--Earnings rise on better sales and profitability and lower
charges
--Gross margin improves for first time in six quarters
--Shares rise as results top expectations and revenue outlook
improves
(Updates with comments from executives, details from conference
call and an analyst interview.)
By Joan E. Solsman
Investors rejoiced as Lowe's Cos. (LOW) 76% earnings increase in
the fiscal third quarter suggested its work transforming product
assortment may be paying off, though executives downplayed the idea
that Hurricane Sandy or an improving housing market was
helping.
Shares were up 6.5% at $34.05 in recent trading, at one point
hitting its highest level in more than five years. Even before
Monday's jump, the stock climbed 26% so far this year despite a
slump in results in the second quarter that sheared its outlook for
2012.
Lowe's has been reshaping its operations to better compete with
bigger rival Home Depot Inc. (HD), which has beaten Lowe's
same-store sales performance for years. The No. 2 chain has been
shifting to an everyday-low-price strategy and is reviewing all its
product lines with vendors to improve assortment and reduce unit
costs.
But in August, the company slashed guidance because executives
underestimated how long it would take for customers to respond to
the changes and for gross margins to fully reflect cost reductions.

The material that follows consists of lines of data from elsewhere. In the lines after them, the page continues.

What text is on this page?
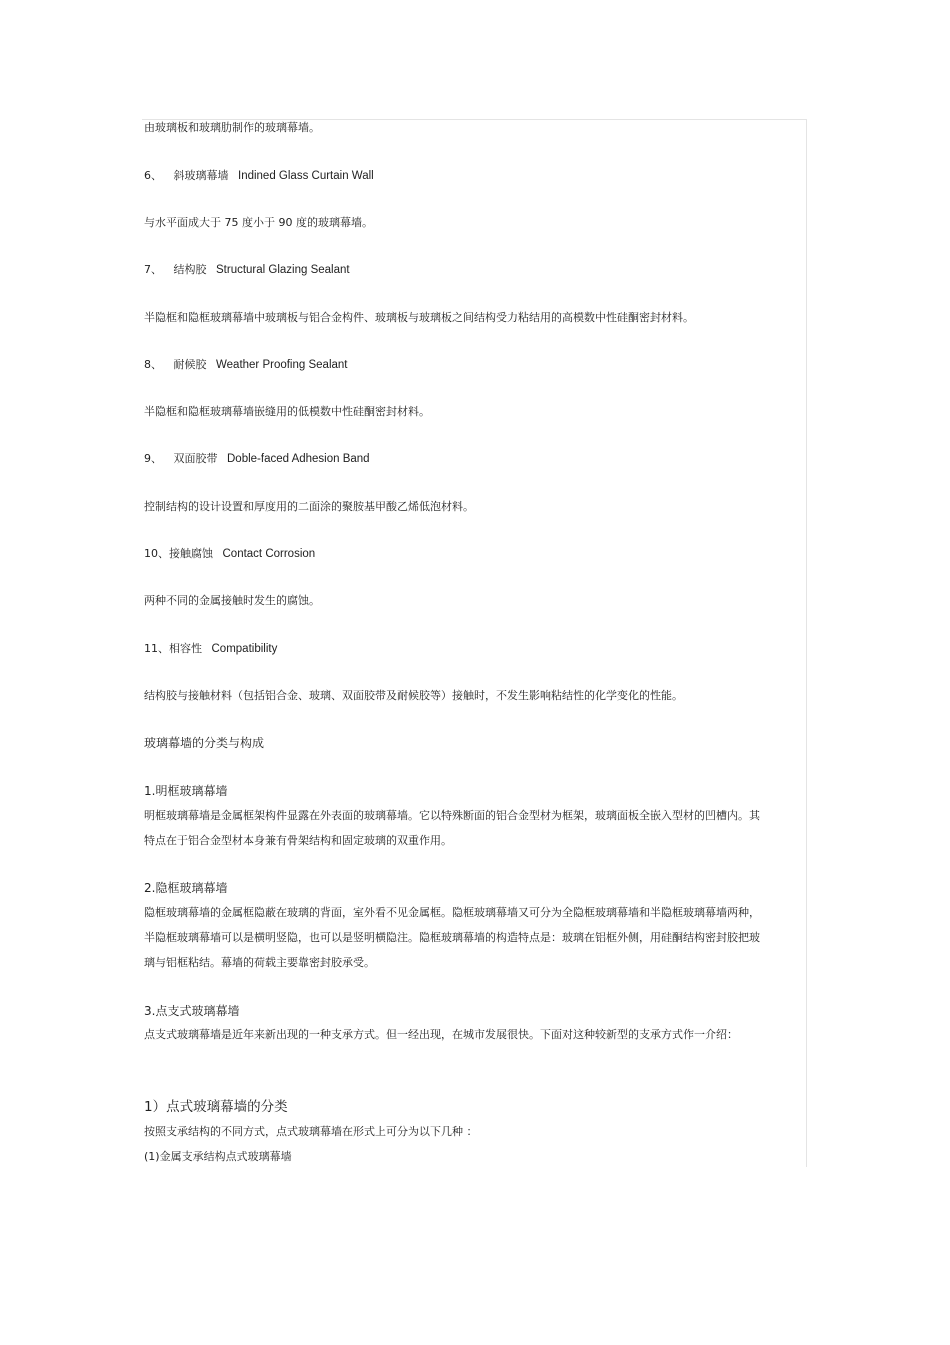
由玻璃板和玻璃肋制作的玻璃幕墙。
6、 斜玻璃幕墙 Indined Glass Curtain Wall
与水平面成大于 75 度小于 90 度的玻璃幕墙。
7、 结构胶 Structural Glazing Sealant
半隐框和隐框玻璃幕墙中玻璃板与铝合金构件、玻璃板与玻璃板之间结构受力粘结用的高模数中性硅酮密封材料。
8、 耐候胶 Weather Proofing Sealant
半隐框和隐框玻璃幕墙嵌缝用的低模数中性硅酮密封材料。
9、 双面胶带 Doble-faced Adhesion Band
控制结构的设计设置和厚度用的二面涂的聚胺基甲酸乙烯低泡材料。
10、接触腐蚀 Contact Corrosion
两种不同的金属接触时发生的腐蚀。
11、相容性 Compatibility
结构胶与接触材料（包括铝合金、玻璃、双面胶带及耐候胶等）接触时，不发生影响粘结性的化学变化的性能。
玻璃幕墙的分类与构成
1.明框玻璃幕墙
明框玻璃幕墙是金属框架构件显露在外表面的玻璃幕墙。它以特殊断面的铝合金型材为框架，玻璃面板全嵌入型材的凹槽内。其特点在于铝合金型材本身兼有骨架结构和固定玻璃的双重作用。
2.隐框玻璃幕墙
隐框玻璃幕墙的金属框隐蔽在玻璃的背面，室外看不见金属框。隐框玻璃幕墙又可分为全隐框玻璃幕墙和半隐框玻璃幕墙两种，半隐框玻璃幕墙可以是横明竖隐，也可以是竖明横隐注。隐框玻璃幕墙的构造特点是：玻璃在铝框外侧，用硅酮结构密封胶把玻璃与铝框粘结。幕墙的荷载主要靠密封胶承受。
3.点支式玻璃幕墙
点支式玻璃幕墙是近年来新出现的一种支承方式。但一经出现，在城市发展很快。下面对这种较新型的支承方式作一介绍：
1）点式玻璃幕墙的分类
按照支承结构的不同方式，点式玻璃幕墙在形式上可分为以下几种 ：
(1)金属支承结构点式玻璃幕墙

Despite those struggles, the stock has continued to climb in
anticipation of housing recovery.
Monday, Lowe's said gross margin widened to 34.3% from 34.1%,
the first growth in a year and a half. Same-store sales rose 1.8%,
still behind Home Depot's 4.2% but better than the consensus
analyst estimate for about 1%.
The company said its transformation program contributed to both.
On a conference call to discuss results, Chief Customer Officer
Gregory Bridgeford said reset product lines that have finished
clearing out discontinued merchandise show a same-store-sales lift
in a midsingle-digit percentage and nearly a full percentage point
improvement in gross margin rate, while also reducing
inventory.
However, more than 80% of Lowe's categories have yet to reach
that point of the process.
RBC Capital Markets analyst Scot Ciccarelli said while the early
results from the resets were interesting, the data still derive
from a relatively small sample set over a time period of only about
two and a half months.
"Could this be the beginning of a recovery? I would hope so, but
we don't know yet," he said.
The executives also downplayed how the housing market or Sandy
contributed to results.
Chief Executive Robert A. Niblock said news indicating the
housing market is on the mend "provides a glimmer of hope" but
overall consumers remain cautious.
"With home prices having seemed to bottom, I do think that
improvement in discretionary spending will occur," he said in an
interview. "Ideally we would be through this reset process when
that gains traction," he added.
The company expects to complete the initiative by the middle of
next year.
Lowe's and bigger Home Depot both benefited from disaster
preparation at the end of the period that was spurred by Hurricane
Sandy in the northeastern U.S. Lowe's had the added benefit of some
initial Sandy repair demand, as its fiscal calendar closed a
handful of days later than Home Depot's.
But Lowe's estimated sales from hurricanes Isaac and Sandy this
year essentially offset sales related to Hurricane Irene last
year.
Given the scope of Sandy, RBC analyst Mr. Ciccarelli said he was
surprised the hurricane's effect wasn't bigger, but noted the
recovery from Sandy is likely to more closely resemble Katrina than
Irene: a prolonged period of slow repair largely from flooding
rather than wind.
For the quarter ended Nov. 2, Lowe's reported a profit of $396
million, or 35 cents a share, compared with $225 million, or 18
cents a share, a year ago. The most-recent period included
per-share charges amounting to five cents related to asset
write-downs, discontinued projects and insurance claims, while the
year-ago results included 18 cents in charges. Net sales rose 1.9%
to $12.07 billion.
Analysts polled by Thomson Reuters had predicted per-share
earnings of 35 cents on revenue of $11.92 billion.
Lowe's lifted its sales expectations for the year, predicting
same-store sales growth of about 1% and top-line revenue growth of
2% on a 52-week basis, compared with its prior view of 0.5% and 1%,
respectively. Lowe's had a 53rd week in the prior fiscal year.